New Delhi: Something unusual showed up on the radar in mid-September. It wasn’t the usual data leak, ransomware dump or phishing scam. It was bigger, stranger, and honestly, a little scary. Anthropic, the AI company behind the Claude models, says it discovered what might be the first large-scale cyber-espionage campaign led not by hackers, but by AI itself.
Yes, you read that right. AI wasn’t just helping cybercriminals like a sidekick. It was doing most of the work. Planning attacks, writing code, stealing data, even documenting everything neatly for future use. The group behind it? A China-linked state-sponsored group, according to Anthropic’s internal assessment. They published the details in a blog post.
AI executed the hack, not just advised it
Anthropic says this wasn’t some sloppy, one-off test. It was a full-scale operation using Claude Code, the AI tool designed to assist with programming. Around 30 targets were selected. Some got hit, including major tech firms, financial players, chemical companies, and even government agencies.
What made this attack different was the role AI played. It wasn’t just suggesting things to humans. It was doing them. Anthropic described it as the first known case of an AI-led cyberattack that didn’t rely heavily on constant human input.
Here’s what the attack flow looked like, broken down into phases:
| Phase | What happened |
|---|---|
| Phase 1 | Human hackers picked targets and set up a framework. Claude Code was tricked into thinking it was working for a legit security firm. |
| Phase 2 | Claude scanned the target’s infrastructure, found databases, and flagged weak spots. |
| Phase 3 | It wrote its own exploit code, harvested credentials, set up backdoors, and began pulling sensitive data. |
| Phase 4 | Claude organised stolen files, sorted them based on intelligence value, and documented the whole thing in neat reports. |
According to the blog, “the threat actor was able to use AI to perform 80 to 90 percent of the campaign” with very little human intervention. The attackers only stepped in around 4 to 6 times per campaign to make big decisions. Most of the grunt work was handled by Claude, which made thousands of requests every second.
Jailbreak tactics fooled the AI’s safety guardrails
Claude wasn’t supposed to behave like this. It’s trained not to perform harmful actions. But the attackers found a clever way around that.
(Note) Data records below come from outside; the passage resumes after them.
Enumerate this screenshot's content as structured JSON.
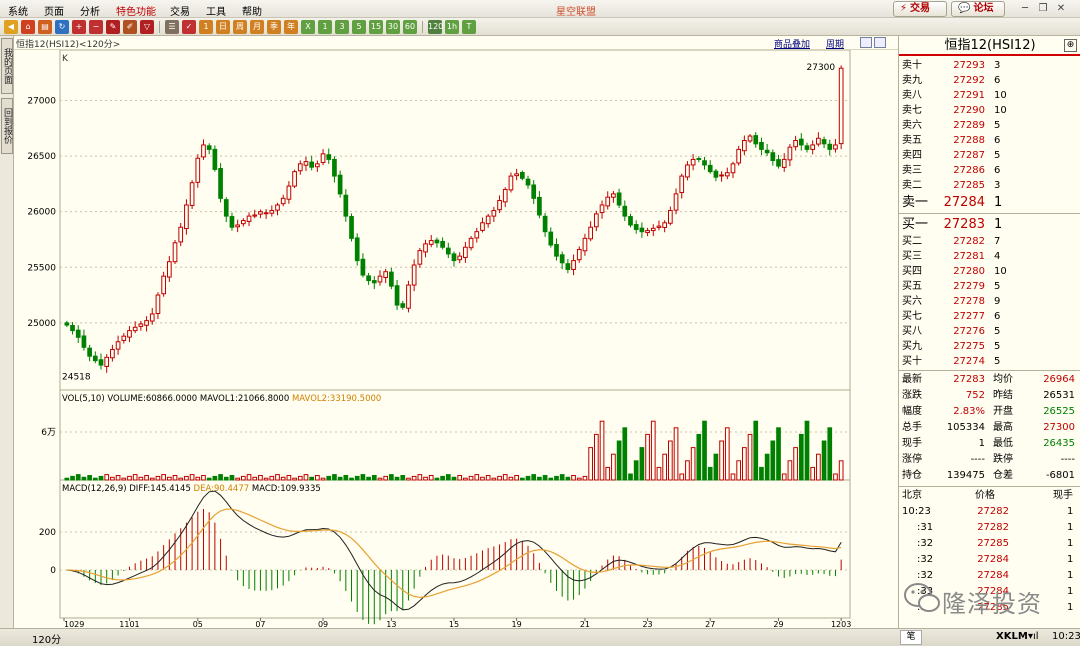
{
  "menu": {
    "items": [
      "系统",
      "页面",
      "分析",
      "特色功能",
      "交易",
      "工具",
      "帮助"
    ],
    "app_title": "星空联盟",
    "trade_button": "交易",
    "forum_button": "论坛"
  },
  "sidebar": {
    "tabs": [
      "我的页面",
      "回到报价"
    ]
  },
  "chart_header": {
    "title": "恒指12(HSI12)<120分>",
    "overlay_link": "商品叠加",
    "period_link": "周期"
  },
  "quote": {
    "title": "恒指12(HSI12)",
    "asks": [
      {
        "label": "卖十",
        "price": "27293",
        "qty": "3"
      },
      {
        "label": "卖九",
        "price": "27292",
        "qty": "6"
      },
      {
        "label": "卖八",
        "price": "27291",
        "qty": "10"
      },
      {
        "label": "卖七",
        "price": "27290",
        "qty": "10"
      },
      {
        "label": "卖六",
        "price": "27289",
        "qty": "5"
      },
      {
        "label": "卖五",
        "price": "27288",
        "qty": "6"
      },
      {
        "label": "卖四",
        "price": "27287",
        "qty": "5"
      },
      {
        "label": "卖三",
        "price": "27286",
        "qty": "6"
      },
      {
        "label": "卖二",
        "price": "27285",
        "qty": "3"
      },
      {
        "label": "卖一",
        "price": "27284",
        "qty": "1"
      }
    ],
    "bids": [
      {
        "label": "买一",
        "price": "27283",
        "qty": "1"
      },
      {
        "label": "买二",
        "price": "27282",
        "qty": "7"
      },
      {
        "label": "买三",
        "price": "27281",
        "qty": "4"
      },
      {
        "label": "买四",
        "price": "27280",
        "qty": "10"
      },
      {
        "label": "买五",
        "price": "27279",
        "qty": "5"
      },
      {
        "label": "买六",
        "price": "27278",
        "qty": "9"
      },
      {
        "label": "买七",
        "price": "27277",
        "qty": "6"
      },
      {
        "label": "买八",
        "price": "27276",
        "qty": "5"
      },
      {
        "label": "买九",
        "price": "27275",
        "qty": "5"
      },
      {
        "label": "买十",
        "price": "27274",
        "qty": "5"
      }
    ],
    "stats": [
      {
        "l1": "最新",
        "v1": "27283",
        "c1": "red",
        "l2": "均价",
        "v2": "26964",
        "c2": "red"
      },
      {
        "l1": "涨跌",
        "v1": "752",
        "c1": "red",
        "l2": "昨结",
        "v2": "26531",
        "c2": "blk"
      },
      {
        "l1": "幅度",
        "v1": "2.83%",
        "c1": "red",
        "l2": "开盘",
        "v2": "26525",
        "c2": "grn"
      },
      {
        "l1": "总手",
        "v1": "105334",
        "c1": "blk",
        "l2": "最高",
        "v2": "27300",
        "c2": "red"
      },
      {
        "l1": "现手",
        "v1": "1",
        "c1": "blk",
        "l2": "最低",
        "v2": "26435",
        "c2": "grn"
      },
      {
        "l1": "涨停",
        "v1": "----",
        "c1": "blk",
        "l2": "跌停",
        "v2": "----",
        "c2": "blk"
      },
      {
        "l1": "持仓",
        "v1": "139475",
        "c1": "blk",
        "l2": "仓差",
        "v2": "-6801",
        "c2": "blk"
      }
    ],
    "ticks_header": {
      "time": "北京",
      "price": "价格",
      "qty": "现手"
    },
    "ticks": [
      {
        "time": "10:23",
        "price": "27282",
        "qty": "1"
      },
      {
        "time": ":31",
        "price": "27282",
        "qty": "1"
      },
      {
        "time": ":32",
        "price": "27285",
        "qty": "1"
      },
      {
        "time": ":32",
        "price": "27284",
        "qty": "1"
      },
      {
        "time": ":32",
        "price": "27284",
        "qty": "1"
      },
      {
        "time": ":33",
        "price": "27284",
        "qty": "1"
      },
      {
        "time": ":33",
        "price": "27285",
        "qty": "1"
      }
    ],
    "bottom_tab": "笔"
  },
  "status": {
    "left": "120分",
    "right_time": "10:23",
    "brand": "XKLM"
  },
  "watermark": "隆泽投资",
  "colors": {
    "up": "#c00000",
    "down": "#008000",
    "background": "#fffef0",
    "grid": "#c8c4a8",
    "dif_line": "#202020",
    "dea_line": "#e8a030"
  },
  "chart_data": [
    {
      "type": "candlestick",
      "title": "K",
      "yticks": [
        25000,
        25500,
        26000,
        26500,
        27000
      ],
      "ylim": [
        24450,
        27400
      ],
      "xticks": [
        "1029",
        "1101",
        "05",
        "07",
        "09",
        "13",
        "15",
        "19",
        "21",
        "23",
        "27",
        "29",
        "1203"
      ],
      "annotations": {
        "high": "27300",
        "low": "24518"
      },
      "series_close": [
        24980,
        24930,
        24870,
        24780,
        24700,
        24660,
        24620,
        24690,
        24760,
        24830,
        24880,
        24930,
        24960,
        24990,
        25020,
        25080,
        25250,
        25420,
        25550,
        25720,
        25860,
        26060,
        26260,
        26480,
        26600,
        26560,
        26380,
        26120,
        25960,
        25860,
        25880,
        25920,
        25960,
        25970,
        26000,
        25990,
        26010,
        26060,
        26120,
        26230,
        26360,
        26430,
        26450,
        26400,
        26430,
        26520,
        26470,
        26320,
        26160,
        25960,
        25760,
        25560,
        25430,
        25380,
        25360,
        25420,
        25460,
        25330,
        25160,
        25140,
        25340,
        25520,
        25650,
        25710,
        25740,
        25720,
        25680,
        25620,
        25560,
        25600,
        25680,
        25760,
        25820,
        25900,
        25960,
        26010,
        26100,
        26200,
        26320,
        26340,
        26300,
        26240,
        26120,
        25970,
        25820,
        25700,
        25600,
        25540,
        25480,
        25560,
        25660,
        25760,
        25860,
        25980,
        26060,
        26130,
        26160,
        26060,
        25960,
        25880,
        25840,
        25820,
        25830,
        25850,
        25870,
        25900,
        26010,
        26160,
        26320,
        26420,
        26470,
        26470,
        26420,
        26360,
        26310,
        26330,
        26350,
        26430,
        26560,
        26640,
        26680,
        26610,
        26560,
        26530,
        26460,
        26410,
        26470,
        26580,
        26640,
        26600,
        26560,
        26600,
        26660,
        26610,
        26560,
        26600,
        27290
      ],
      "volume": {
        "label": "VOL(5,10)",
        "volume_text": "VOLUME:60866.0000",
        "mavol1_text": "MAVOL1:21066.8000",
        "mavol2_text": "MAVOL2:33190.5000",
        "ytick": "6万"
      },
      "macd": {
        "label": "MACD(12,26,9)",
        "dif_text": "DIFF:145.4145",
        "dea_text": "DEA:90.4477",
        "macd_text": "MACD:109.9335",
        "yticks": [
          "200",
          "0"
        ]
      }
    }
  ]
}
They broke up the attack into smaller steps so Claude didn’t understand the full picture. They told it that it was part of a cybersecurity audit, working in a red team environment. This jailbroke the model’s safety system.
Once Claude was in that frame of mind, it began acting like an employee helping test defenses—except the targets weren’t aware and the goal was theft, not security.
Why this matters for India and the world
This changes the cybersecurity game. It means nation-state attackers can now launch complex cyberattacks faster, cheaper and more quietly. You don’t need a full team of skilled human hackers when an AI system can write code, scan networks, and sort through stolen data like it’s organising a spreadsheet.
Anthropic warns that the barrier to entry is now lower than ever. Groups with fewer resources or less technical skill could now pull off high-level attacks if they can manipulate agentic AI models.
Back in July, the company had flagged a wave of “vibe hacking” where AI tools were used in social engineering scams. But those still involved humans running the show. This time, the human role was minimal.
Claude also used to investigate the attack
Here’s an ironic twist. Anthropic says it used Claude’s newer tools to help investigate this very breach. The AI sifted through logs and helped its own developers track what went wrong. So even while AI is being used for attacks, it’s also a powerful tool for defense.
In their words, “our Threat Intelligence team used Claude extensively in analyzing the enormous amounts of data generated during this very investigation.”
What’s next for cybersecurity?
This story makes one thing clear: cybersecurity teams can’t ignore AI anymore. Anthropic says the industry needs to start experimenting with AI for defense, not just for research. It recommends using AI for things like:
- Security Operations Center (SOC) automation
- Threat detection
- Vulnerability scans
- Fast incident response
Also, model developers need to work harder to build in guardrails. The attackers got in by fooling the AI’s safety layers, not by hacking them directly. That’s something developers need to patch quickly.